Small Town, Big Mystery

Chapter Six: Ghost Trails

Ms. Fannon stood still as an anvil, her breath held in, attempting even to keep her hazel eyes in place. She was positioned along the side of Sir Ipswich’s house, wedged in-between the brick wall and a thick cedar hedgerow that ran the entire length of the Victorian mansion. The sound of his muttering grew louder and she caught wind of something about investments and the Orient. For a brief second she saw the hem of his khaki shorts and his sandals before his voice trailed away as he walked into his flower garden. Knowing this was her chance, Ms. Fannon crouched down, shoved open the basement window, and slid into the house.

The drop was the exact height she had expected, but she had expected an uncomfortable distance, and she collapsed when she hit the ground. Grumbling as she returned  to her feet, she found herself in a large, unfinished basement filled with dozens of racing cycles from Sir Ipswich’s youth. (The baron had been a local hero in his youth, once placing third in the Tour de Giro in Italy. Lincolnshire’s annual race now bore his name.) She reached up to slide the window closed and made her way up a staircase which took her directly into the unused servant’s kitchen. Ms. Fannon was on a mission, and she had only 20 minutes until Sir Ipswich came in from his morning rounds of the flower garden. She was loosely familiar with the house’s layout (she always snooped about at cocktail parties), and raced through a maze of rooms and then up a spiral staircase to Sir Ipswich’s study at the top on the mansion’s turret.

The study looked as you’d expect a pompous, arrogant, wormlike aristocrat’s study to look, so it needs no description. She set to work at once, pilfering his drawers and notebooks for anything to do with Herr Hansel. The old woman worked at a furious pace, but after 10 minutes she still had not found anything of interest. She peered out the window to check on Ipswich’s whereabouts and could not see him in the garden below. Perfect, that fool must still be back in the hot house. At just that moment, she heard footsteps coming up the stairwell. Panicked, she grabbed all the loose files on the desk, spun open the window and tossed them out, then leapt behind a leopard print loveseat that angled out from the room’s only corner. Seconds later, Sir Ipswich waltzed into the room, but as he crossed the threshold a cool feeling overtook him (he had a cyclist’s intuition) and he tensed.

“Who’s in here?” he whispered. Ms. Fannon was squatted, motionless, and could feel the dull edge of her knife digging into her thigh. “I’m armed!” he whispered, this time a bit louder, but no less timid.

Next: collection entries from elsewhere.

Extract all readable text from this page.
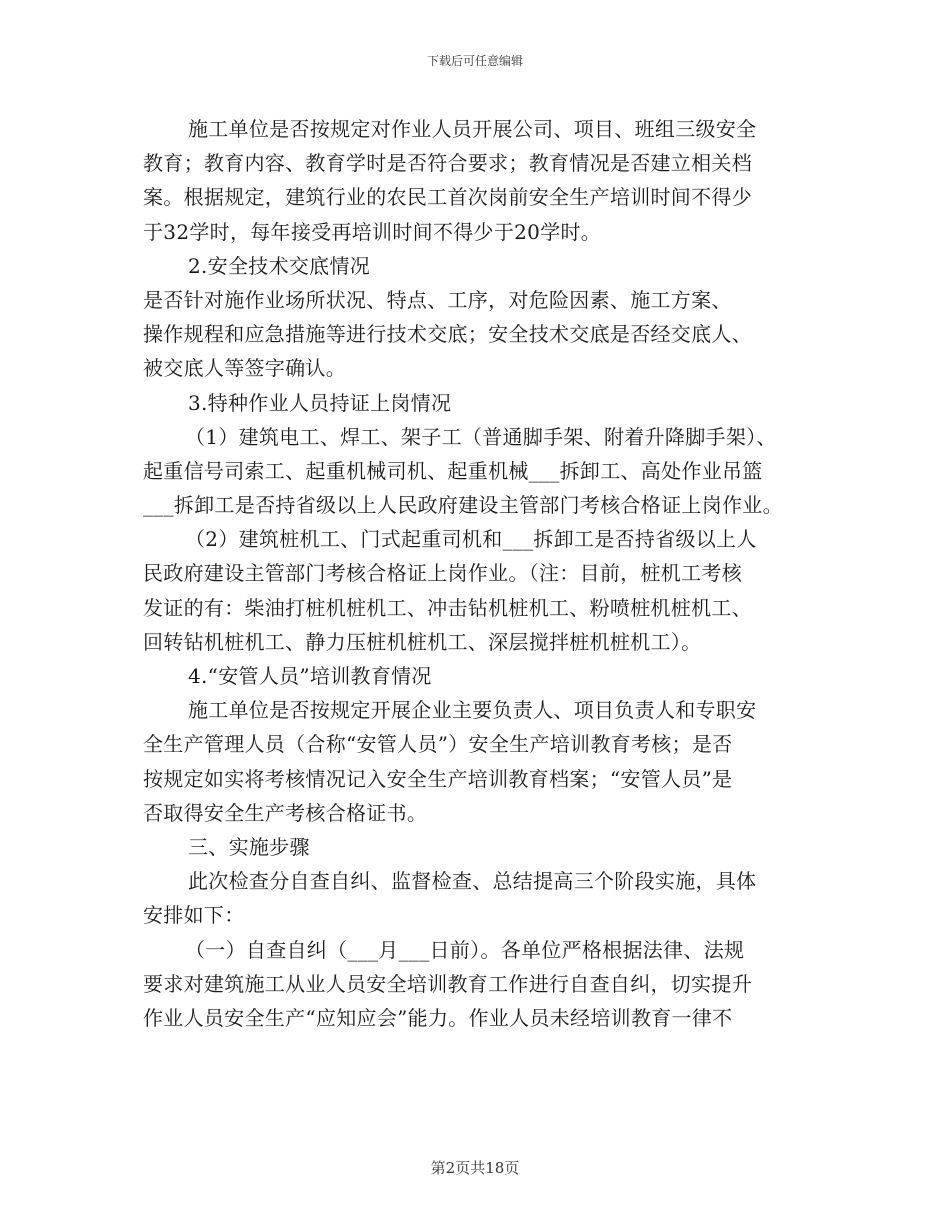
下载后可任意编辑
施工单位是否按规定对作业人员开展公司、项目、班组三级安全
教育；教育内容、教育学时是否符合要求；教育情况是否建立相关档
案。根据规定，建筑行业的农民工首次岗前安全生产培训时间不得少
于32学时，每年接受再培训时间不得少于20学时。
2.安全技术交底情况
是否针对施作业场所状况、特点、工序，对危险因素、施工方案、
操作规程和应急措施等进行技术交底；安全技术交底是否经交底人、
被交底人等签字确认。
3.特种作业人员持证上岗情况
（1）建筑电工、焊工、架子工（普通脚手架、附着升降脚手架）、
起重信号司索工、起重机械司机、起重机械___拆卸工、高处作业吊篮
___拆卸工是否持省级以上人民政府建设主管部门考核合格证上岗作业。
（2）建筑桩机工、门式起重司机和___拆卸工是否持省级以上人
民政府建设主管部门考核合格证上岗作业。（注：目前，桩机工考核
发证的有：柴油打桩机桩机工、冲击钻机桩机工、粉喷桩机桩机工、
回转钻机桩机工、静力压桩机桩机工、深层搅拌桩机桩机工）。
4.“安管人员”培训教育情况
施工单位是否按规定开展企业主要负责人、项目负责人和专职安
全生产管理人员（合称“安管人员”）安全生产培训教育考核；是否
按规定如实将考核情况记入安全生产培训教育档案；“安管人员”是
否取得安全生产考核合格证书。
三、实施步骤
此次检查分自查自纠、监督检查、总结提高三个阶段实施，具体
安排如下：
（一）自查自纠（___月___日前）。各单位严格根据法律、法规
要求对建筑施工从业人员安全培训教育工作进行自查自纠，切实提升
作业人员安全生产“应知应会”能力。作业人员未经培训教育一律不
第2页共18页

Without thinking, Ms. Fannon stood up. “Admit it! You killed Herr Hansel!”

Ipswich was stunned. “Ms. Fannon! I… What… In the name of the Queen Mother, what business have you here!?”

Sylvan Hamburger/Argosy

“Sir, I have grounds to believe you are responsible for the murder of Herr Hansel. I’ve been privy to some conversations between yourself and Landon. Do not attempt to deny it!” Her hand felt the hilt of her knife below her dress.

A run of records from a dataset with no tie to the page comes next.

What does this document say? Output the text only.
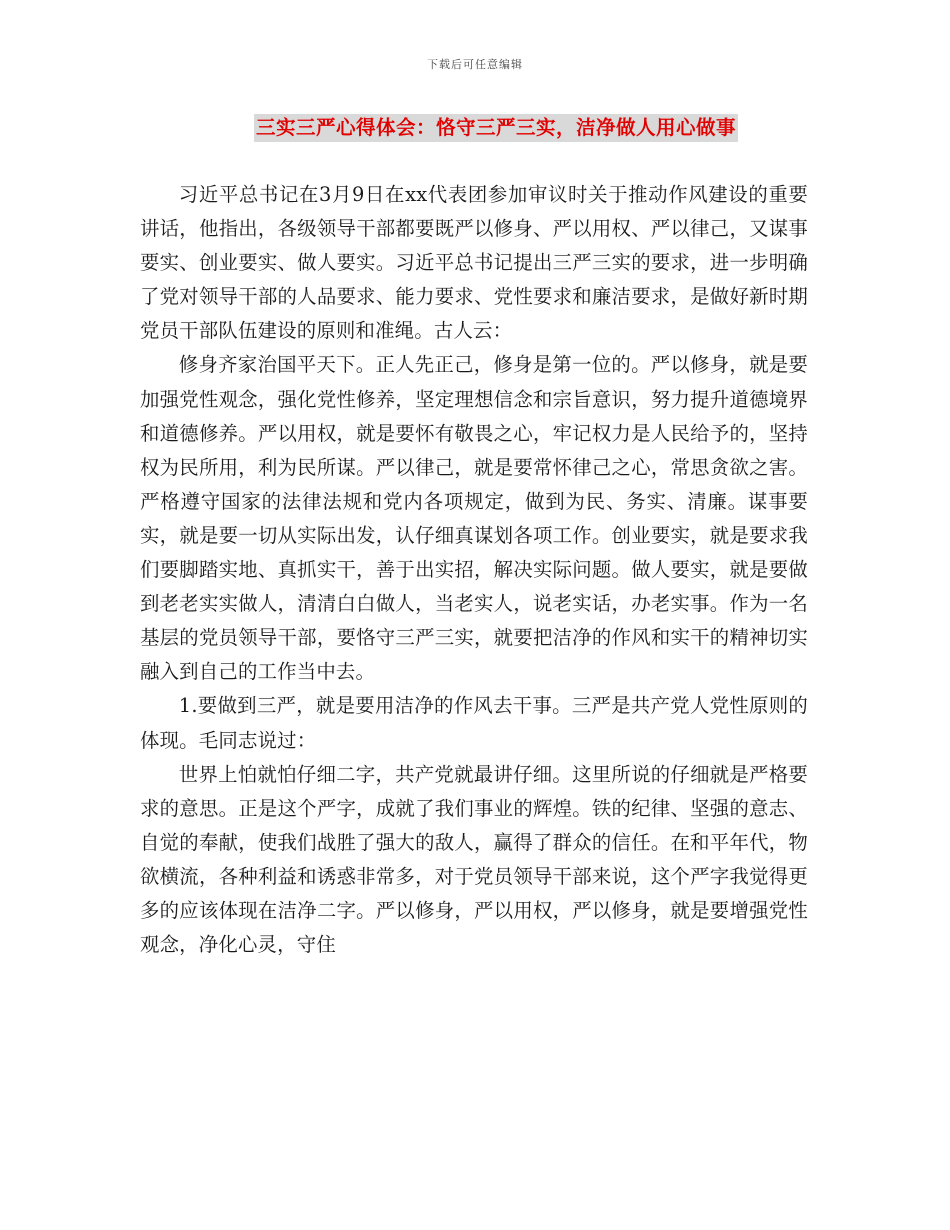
下载后可任意编辑
三实三严心得体会：恪守三严三实，洁净做人用心做事

习近平总书记在3月9日在xx代表团参加审议时关于推动作风建设的重要讲话，他指出，各级领导干部都要既严以修身、严以用权、严以律己，又谋事要实、创业要实、做人要实。习近平总书记提出三严三实的要求，进一步明确了党对领导干部的人品要求、能力要求、党性要求和廉洁要求，是做好新时期党员干部队伍建设的原则和准绳。古人云：

修身齐家治国平天下。正人先正己，修身是第一位的。严以修身，就是要加强党性观念，强化党性修养，坚定理想信念和宗旨意识，努力提升道德境界和道德修养。严以用权，就是要怀有敬畏之心，牢记权力是人民给予的，坚持权为民所用，利为民所谋。严以律己，就是要常怀律己之心，常思贪欲之害。严格遵守国家的法律法规和党内各项规定，做到为民、务实、清廉。谋事要实，就是要一切从实际出发，认仔细真谋划各项工作。创业要实，就是要求我们要脚踏实地、真抓实干，善于出实招，解决实际问题。做人要实，就是要做到老老实实做人，清清白白做人，当老实人，说老实话，办老实事。作为一名基层的党员领导干部，要恪守三严三实，就要把洁净的作风和实干的精神切实融入到自己的工作当中去。

1.要做到三严，就是要用洁净的作风去干事。三严是共产党人党性原则的体现。毛同志说过：

世界上怕就怕仔细二字，共产党就最讲仔细。这里所说的仔细就是严格要求的意思。正是这个严字，成就了我们事业的辉煌。铁的纪律、坚强的意志、自觉的奉献，使我们战胜了强大的敌人，赢得了群众的信任。在和平年代，物欲横流，各种利益和诱惑非常多，对于党员领导干部来说，这个严字我觉得更多的应该体现在洁净二字。严以修身，严以用权，严以修身，就是要增强党性观念，净化心灵，守住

“Murder!? Ms. Fannon, I’m afraid there has been some terrible misunderstanding. I was deeply saddened by Herr Hansel’s death. He was … my business partner.”

Ms. Fannon was incredulous. “And what business would that be? And what does my boy Landon have to do with this?”

“Ms. Fannon, I can assure you, I had no involvement in Herr Hansel’s death. Now please, leave my home!”

“Monty, answer my question. I tell you, I too am armed.” Ipswich began to back towards the stairwell. “Monty! If  you were not involved, then please explain this business of yours.”

Her eyes bore down on him with a power she didn’t know she possessed. “We… we… sold flowers together, in Germany. He had the contacts, I had the flowers. The petals of certain flowers, if properly pressed, are extremely valuable to the German aristocracy.”

“And Landon!? What of the boy?”

“Please, forgive me Ms. Fannon. We sold dahlias of the rarest variety, the most exquisite I’ve ever seen. We sold the dahlias from your garden.”